L'Opinion du 28 décembre a publié un entretien avec Jean-Hervé Lorenzi, fondateur et président honoraire du Cercle des économistes, président des Rencontres économiques d’Aix-en-Provence.
Cet entretien contient un paragraphe qui représente bien l'opinion de la majorité des économistes sur l'informatisation :
« Vous parlez des gains de productivité. En 1987, Robert Solow écrivait qu’"on peut voir les ordinateurs partout sauf dans les statistiques de productivité". Et c’est toujours le cas…

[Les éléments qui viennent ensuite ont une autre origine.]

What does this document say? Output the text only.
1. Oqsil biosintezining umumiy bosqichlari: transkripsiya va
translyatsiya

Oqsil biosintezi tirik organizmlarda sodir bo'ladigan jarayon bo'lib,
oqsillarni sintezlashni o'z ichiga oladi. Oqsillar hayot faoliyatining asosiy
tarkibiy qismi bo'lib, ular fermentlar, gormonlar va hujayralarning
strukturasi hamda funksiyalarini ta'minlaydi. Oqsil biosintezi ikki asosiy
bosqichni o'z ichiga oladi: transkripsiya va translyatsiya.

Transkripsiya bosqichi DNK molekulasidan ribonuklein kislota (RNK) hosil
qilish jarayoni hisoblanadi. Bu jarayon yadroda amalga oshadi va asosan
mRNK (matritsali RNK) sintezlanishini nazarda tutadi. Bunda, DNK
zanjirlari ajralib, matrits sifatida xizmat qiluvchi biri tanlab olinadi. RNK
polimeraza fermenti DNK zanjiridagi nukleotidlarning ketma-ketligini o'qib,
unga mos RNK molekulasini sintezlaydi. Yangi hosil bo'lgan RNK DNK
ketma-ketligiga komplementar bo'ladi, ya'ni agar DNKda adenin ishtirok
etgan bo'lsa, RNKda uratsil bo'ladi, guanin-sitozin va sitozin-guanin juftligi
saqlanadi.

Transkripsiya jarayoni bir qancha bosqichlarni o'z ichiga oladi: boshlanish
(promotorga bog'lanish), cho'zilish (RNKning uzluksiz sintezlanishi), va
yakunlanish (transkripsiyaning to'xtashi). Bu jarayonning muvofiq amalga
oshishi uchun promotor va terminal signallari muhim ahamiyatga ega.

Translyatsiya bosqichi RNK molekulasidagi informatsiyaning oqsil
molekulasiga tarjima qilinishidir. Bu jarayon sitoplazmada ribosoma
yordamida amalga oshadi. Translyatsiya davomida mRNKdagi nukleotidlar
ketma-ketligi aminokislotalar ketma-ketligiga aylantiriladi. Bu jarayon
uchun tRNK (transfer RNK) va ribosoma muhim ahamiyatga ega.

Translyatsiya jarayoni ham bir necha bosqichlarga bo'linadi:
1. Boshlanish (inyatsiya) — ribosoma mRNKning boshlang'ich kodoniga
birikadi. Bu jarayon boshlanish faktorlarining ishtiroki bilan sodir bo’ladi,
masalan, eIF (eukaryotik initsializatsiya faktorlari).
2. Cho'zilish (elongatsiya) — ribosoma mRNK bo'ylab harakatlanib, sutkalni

« Tout à fait. C’est parce que la révolution numérique n’a pas encore véritablement eu lieu, contrairement à la santé dont les progrès incroyables ont un impact direct sur l’allongement de la durée de vie, ou l’astrophysique qui va permettre la conquête de nouveaux territoires pour le siècle à venir. Schumpeter a très bien décrit le fait que les révolutions industrielles sont toujours un moment particulier où une série d’innovations se renforcent les unes les autres pour créer un nouveau système technique, qui lui-même engendre un nouveau système de consommation avec la création de nouveaux objets. Exemple typique : l’électricité. En quoi les plateformes du numérique ont-elles produit des objets nouveaux ? Le numérique a apporté de grands changements dans l’organisation entre producteur et consommateur, mais rien de plus. Il n’a pas produit de biens fondamentalement nouveaux. Cela ne veut pas dire que cette révolution n’arrivera pas un jour, mais ce n’est pas le cas aujourd’hui. »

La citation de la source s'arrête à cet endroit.